Klocker and freshman Gaelle Rey played against juniors Leighann Sahagun and Joanna Smith in doubles to start the match, and was full of intensity. They pushed Sahagun and Smith to 5-2.
At this point, Vlad and sophomore Ebony Panoho had won their doubles match on the third court, and sophomore Desirae Krawczyk and freshman Kassidy Jump won their match on the second.
The first court match was unfinished, and ASU got the doubles points that pushed needed momentum in their favor.
While Vlad and Klocker were battling over the first set, Krawczyk demolished her opponent, Rey, 6-2 in hers, and looked to have yet another easy match under her belt.
Rey fought back. The second set ended in her favor, 7-5.
“I think she stepped up her game a little bit,” Krawczyk said. “(I) started going for it a little bit too much.”
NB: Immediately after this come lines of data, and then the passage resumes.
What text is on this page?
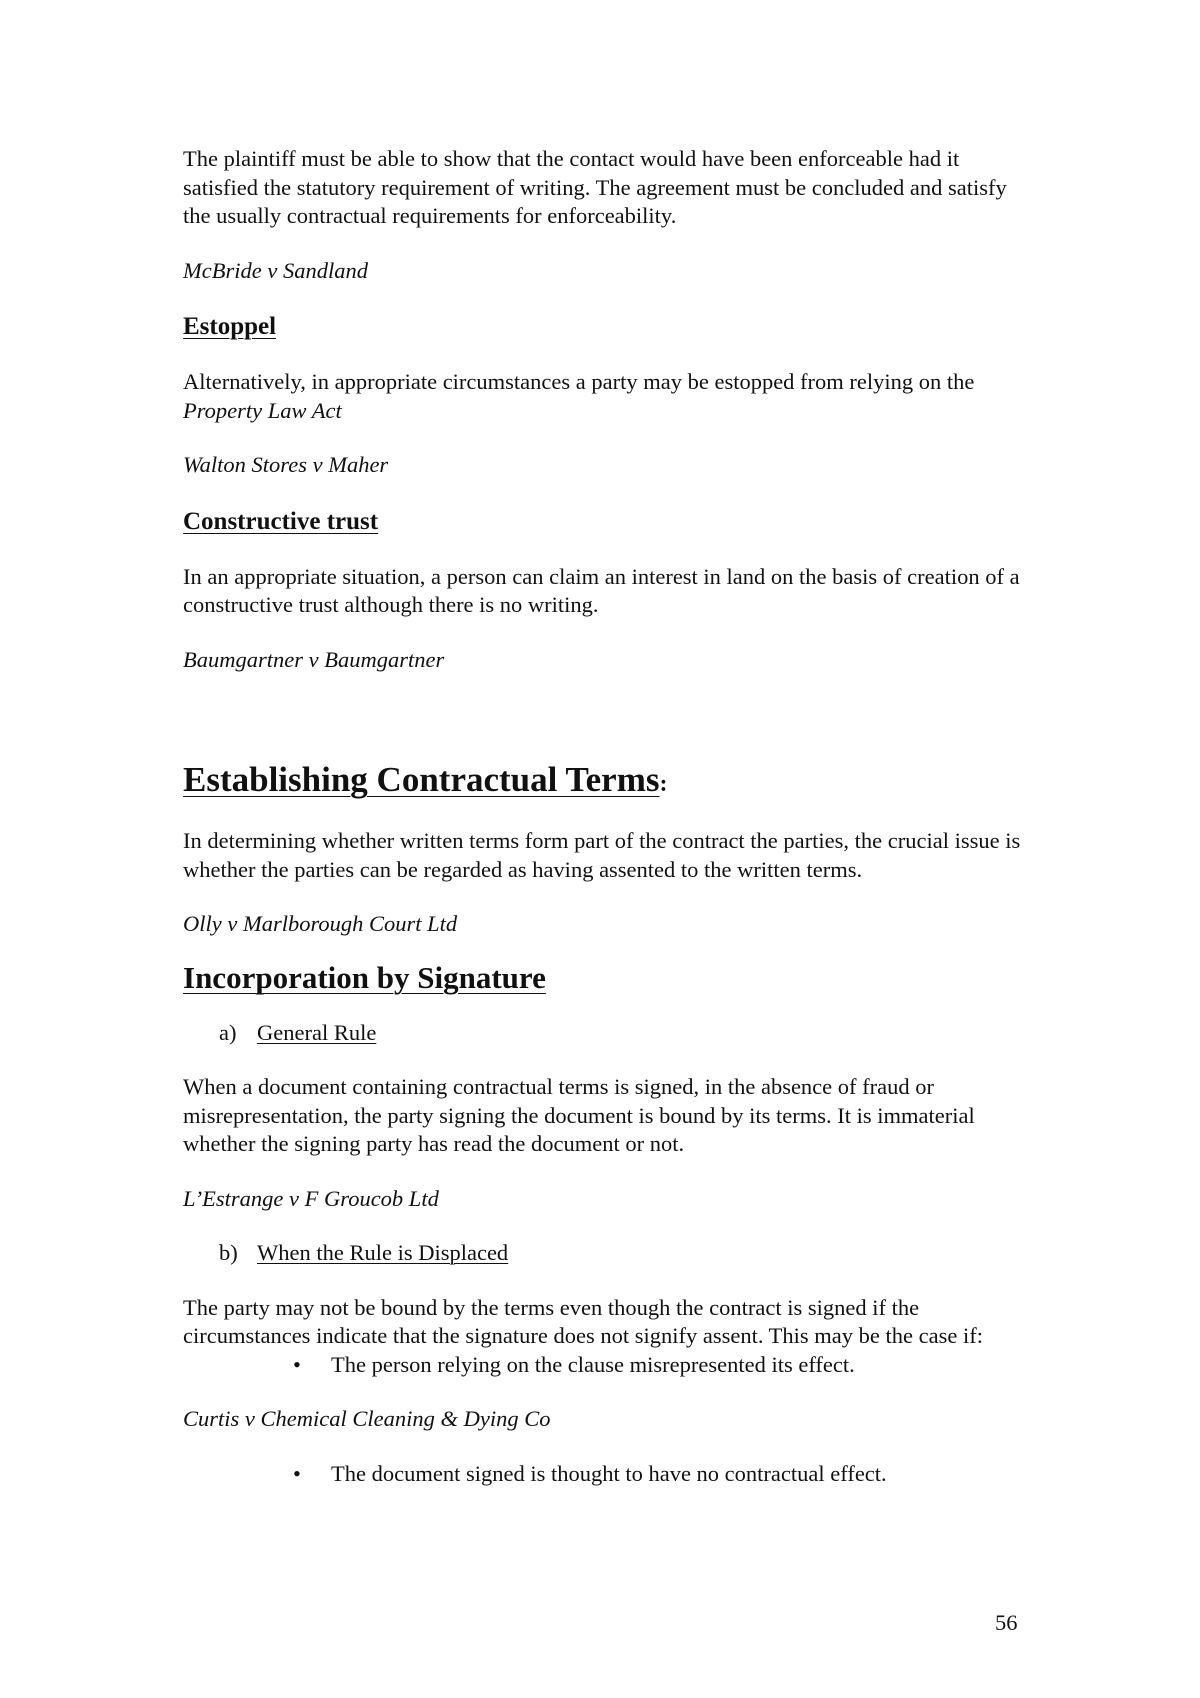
The plaintiff must be able to show that the contact would have been enforceable had it satisfied the statutory requirement of writing. The agreement must be concluded and satisfy the usually contractual requirements for enforceability.

McBride v Sandland

Estoppel

Alternatively, in appropriate circumstances a party may be estopped from relying on the Property Law Act

Walton Stores v Maher

Constructive trust

In an appropriate situation, a person can claim an interest in land on the basis of creation of a constructive trust although there is no writing.

Baumgartner v Baumgartner

Establishing Contractual Terms:

In determining whether written terms form part of the contract the parties, the crucial issue is whether the parties can be regarded as having assented to the written terms.

Olly v Marlborough Court Ltd

Incorporation by Signature
a) General Rule

When a document containing contractual terms is signed, in the absence of fraud or misrepresentation, the party signing the document is bound by its terms. It is immaterial whether the signing party has read the document or not.

L’Estrange v F Groucob Ltd

b) When the Rule is Displaced

The party may not be bound by the terms even though the contract is signed if the circumstances indicate that the signature does not signify assent. This may be the case if:

• The person relying on the clause misrepresented its effect.

Curtis v Chemical Cleaning & Dying Co

• The document signed is thought to have no contractual effect.
56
At this point in the game, most of the other matches had finished. Smith seemed to have the only match without much competition (6-3, 6-3).
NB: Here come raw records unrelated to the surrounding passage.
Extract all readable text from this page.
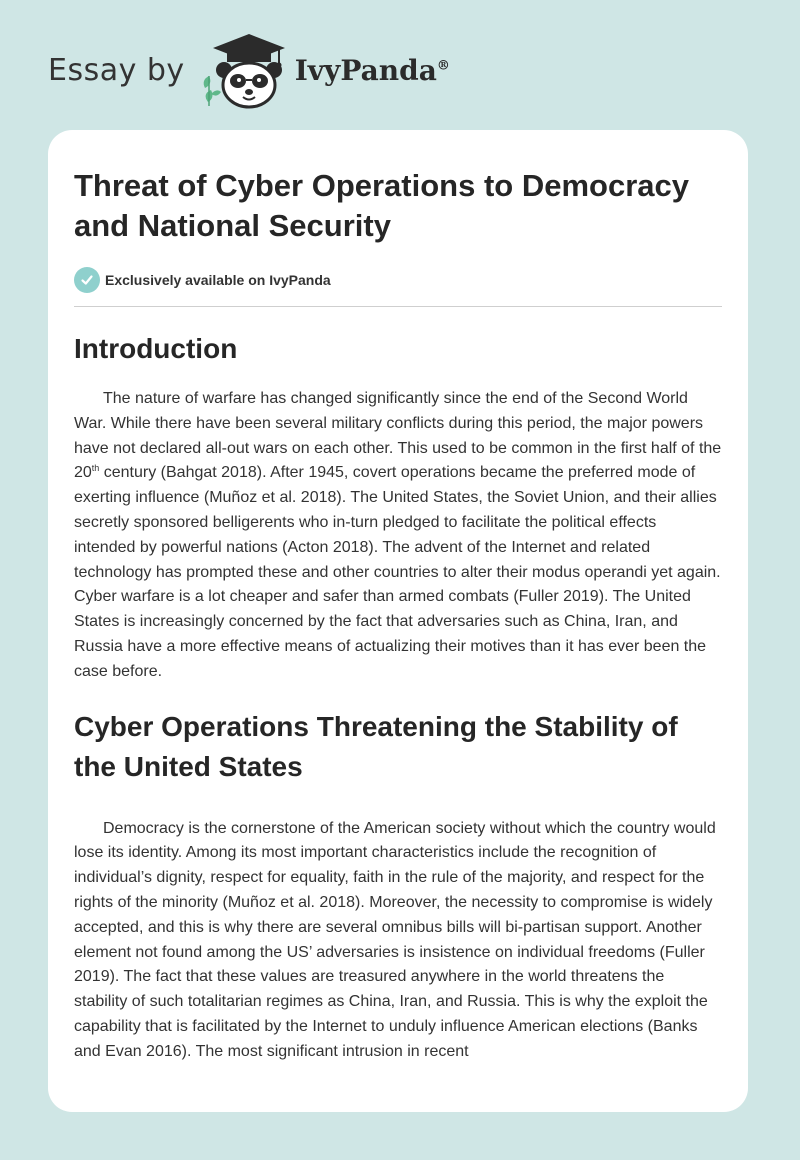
Essay by	IvyPanda®
Threat of Cyber Operations to Democracy and National Security
Exclusively available on IvyPanda
Introduction

The nature of warfare has changed significantly since the end of the Second World War. While there have been several military conflicts during this period, the major powers have not declared all-out wars on each other. This used to be common in the first half of the 20th century (Bahgat 2018). After 1945, covert operations became the preferred mode of exerting influence (Muñoz et al. 2018). The United States, the Soviet Union, and their allies secretly sponsored belligerents who in-turn pledged to facilitate the political effects intended by powerful nations (Acton 2018). The advent of the Internet and related technology has prompted these and other countries to alter their modus operandi yet again. Cyber warfare is a lot cheaper and safer than armed combats (Fuller 2019). The United States is increasingly concerned by the fact that adversaries such as China, Iran, and Russia have a more effective means of actualizing their motives than it has ever been the case before.

Cyber Operations Threatening the Stability of the United States

Democracy is the cornerstone of the American society without which the country would lose its identity. Among its most important characteristics include the recognition of individual’s dignity, respect for equality, faith in the rule of the majority, and respect for the rights of the minority (Muñoz et al. 2018). Moreover, the necessity to compromise is widely accepted, and this is why there are several omnibus bills will bi-partisan support. Another element not found among the US’ adversaries is insistence on individual freedoms (Fuller 2019). The fact that these values are treasured anywhere in the world threatens the stability of such totalitarian regimes as China, Iran, and Russia. This is why the exploit the capability that is facilitated by the Internet to unduly influence American elections (Banks and Evan 2016). The most significant intrusion in recent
Jump lost her first set (6-4) but battled back in the second. She won three straight sets en route to a 6-3 victory.
This pushed Jump into the third-set tiebreaker round. Under new ITA guidelines, the full third set was replaced by a tiebreaker to 10 points.
Jump defeated Jessica Willett 10-2.
Panoho didn’t play against Montana State Saturday due to a wrist injury that had been affecting her play.
“We knew San Jose State’s a good team, so we certainly felt we needed her,” Coach Sheila McInerney said.
Panoho struggled in singles play and lost in two sets (6-2, 6-3).
“You don’t practice for a week, it’s hard to come out and play well against a good player,” McInerney said.
Krawczyk’s match headed into a tiebreaker after Rey defeated her in the No. 91 player in her second set.
She said she focused on playing her same game pattern and hitting her spots on the court during the tiebreaker round.
She won the set, 7-5, and got another point for ASU.
Sahagun played well in her first set and won 6-3. The second set brought more of the intensity San Jose had been displaying all game. Sabi Leon Chao, her opponent, took her to the brink, but Sahagun eeked out a 7-5 victory.
“San Jose State was competitive,” McInerney said. “They were feisty, they were tough.
Vlad took to the court to play the second set against Klocker.
“(Assistant coach) Clint (Letcher) told me to stay up on the baseline and take shots early,” Vlad said.
He told her she was allowing the balls to bounce more than they had to, and she could attack them earlier. This technique gave her a quick lead in the second set. Klocker’s energy seemed to be depleting as the match progressed.
“Since we had such long points, especially towards the end of the second (set) as well, it kind of put pressure on her to go for bigger shots,” Vlad said.
Vlad took the second set 6-1, and the match as a whole. This score is not indicative of the way Klocker played in the second set.
ASU won the match 6-1, but the score easily could have been a lot closer.
“I was impressed with (San Jose State’s) play,” McInerney said. “They actually were probably a little more physical than we were.”
ASU maintained their energy when the Spartans seemed to grow tired.
“Credit to our kids, they sort of bounced back and came through and played well at the end when they needed to,” McInerney said.